By Jorge J. Muñiz Ortiz |
San Juan (EFE).- Months and up to a year to obtain a medical appointment and long hours of waiting to be seen in the consultation are just some of the problems suffered by patients in the collapsed health system of Puerto Rico, deteriorated by the exodus of doctors and the influence of insurers.
As the independent legislator and doctor José Vargas Vidot, and the president of the College of Surgeons of Puerto Rico, Carlos Díaz, respectively expressed to EFE in separate interviews, on the island “there is no health system” or it is “disorganized.”
“When we talk about a country with a health system, in Puerto Rico we cannot speak or even mention that, because that does not even exist in title,” said Vargas Vidot, a member of the Senate Health Commission and founder of an organization that helps drug addicts
“The system is disjointed and disorganized”
Díaz, for his part, described the health system in Puerto Rico, where 15 years ago there were 19,000 doctors and currently there is an average of 10,000, as “very fragmented, very disjointed and very disorganized.”
According to this 30-year-old cardiologist, part of the collapse of the health system on the island occurred in 1993, when Pedro Rosselló, also a doctor, began his first term as governor of Puerto Rico and decided to privatize the health centers. health.
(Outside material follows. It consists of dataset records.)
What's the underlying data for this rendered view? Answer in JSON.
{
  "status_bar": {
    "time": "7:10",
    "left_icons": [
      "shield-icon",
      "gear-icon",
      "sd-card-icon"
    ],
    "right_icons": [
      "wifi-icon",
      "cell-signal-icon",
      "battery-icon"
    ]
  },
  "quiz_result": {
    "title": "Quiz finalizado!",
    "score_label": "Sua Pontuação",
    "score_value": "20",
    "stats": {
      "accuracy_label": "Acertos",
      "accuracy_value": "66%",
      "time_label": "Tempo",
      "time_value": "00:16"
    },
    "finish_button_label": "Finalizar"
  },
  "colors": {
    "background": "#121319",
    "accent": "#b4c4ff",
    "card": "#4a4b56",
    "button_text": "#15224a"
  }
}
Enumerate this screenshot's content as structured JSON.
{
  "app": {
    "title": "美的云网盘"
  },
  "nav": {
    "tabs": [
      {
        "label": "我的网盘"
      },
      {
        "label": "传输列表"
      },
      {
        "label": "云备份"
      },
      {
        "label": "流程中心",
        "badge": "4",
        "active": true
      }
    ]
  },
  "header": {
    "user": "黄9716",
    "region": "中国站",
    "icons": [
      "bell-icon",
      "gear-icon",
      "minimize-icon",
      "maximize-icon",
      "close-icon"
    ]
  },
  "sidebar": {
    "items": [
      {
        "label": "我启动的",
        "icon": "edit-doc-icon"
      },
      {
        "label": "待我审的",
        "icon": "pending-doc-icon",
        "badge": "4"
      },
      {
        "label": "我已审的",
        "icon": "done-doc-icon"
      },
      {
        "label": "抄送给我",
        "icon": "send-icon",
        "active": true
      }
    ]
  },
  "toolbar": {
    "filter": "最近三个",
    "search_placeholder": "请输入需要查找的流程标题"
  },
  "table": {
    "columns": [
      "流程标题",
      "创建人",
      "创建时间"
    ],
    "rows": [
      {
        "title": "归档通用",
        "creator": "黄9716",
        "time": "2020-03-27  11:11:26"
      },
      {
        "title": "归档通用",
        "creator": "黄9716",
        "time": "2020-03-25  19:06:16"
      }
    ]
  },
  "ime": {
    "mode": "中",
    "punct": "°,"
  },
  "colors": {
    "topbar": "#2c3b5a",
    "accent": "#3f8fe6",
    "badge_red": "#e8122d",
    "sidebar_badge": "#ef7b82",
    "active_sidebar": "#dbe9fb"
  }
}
“That system collapsed, it was eliminated. Pedro Rosselló was warned, and the system became political. Instead of providing the service to the patient, it became one of political benefit,” recalled Díaz.
Prior to Rosselló’s time in office, Guillermo Arbona, a former Secretary of Health, had created a project to regionalize the health system into three levels of health care service in each of the seven regions of the Department of Health.
“It is not glorifying the past system, but this began to deteriorate when the attraction was not that people were healthy,” said Vargas Vidot.
The control of the insurers
Díaz criticized the insurers as being guilty of the collapse of the health system because they “control the system, control the economic part and provide medical controls.”
According to Díaz, the insurers decide the payment rates of the doctors for their services to the patients and even determine which medicine the doctor should prescribe to the patient depending on the coverage they have.
“Who then dictates the pattern in the system? Me or the insurer ”, he questioned him about this situation, which has also been decisive in the exodus of Puerto Rican doctors to the United States.
Given all this, the House of Representatives proposed a measure that seeks to create a national health plan, in order to transform the Puerto Rican system into one with universal access and coverage, but the Department of Health rejected the initiative.
Citizens suffer the collapse of the system
The precarious health system in Puerto Rico not only affects and worries the medical class, but also patients, who sometimes have to wait a year to obtain a medical appointment with a specialist or to undergo surgery.
“Puerto Rico’s health system is useless,” citizen Jissette Pérez Díaz, who accompanied her sister Jessica at the University Hospital of the San Juan Medical Center, told EFE, where part of her kidney had been reconstructed.
Jessica was hospitalized for four days and, in that time, Jissette testified that in said hospital the elevators do not work well and the bathrooms are in depressing conditions, among other problems.
“There are four patients for a single bath. The nurses try to do their best, but the health system in Puerto Rico does not really work well,” Jissette explained about the sanitary conditions in said public hospital.
Hospitals have also recently suffered from blackouts caused by hurricanes or electrical system failures and, in some cases, their operation was seriously affected as emergency generators also failed.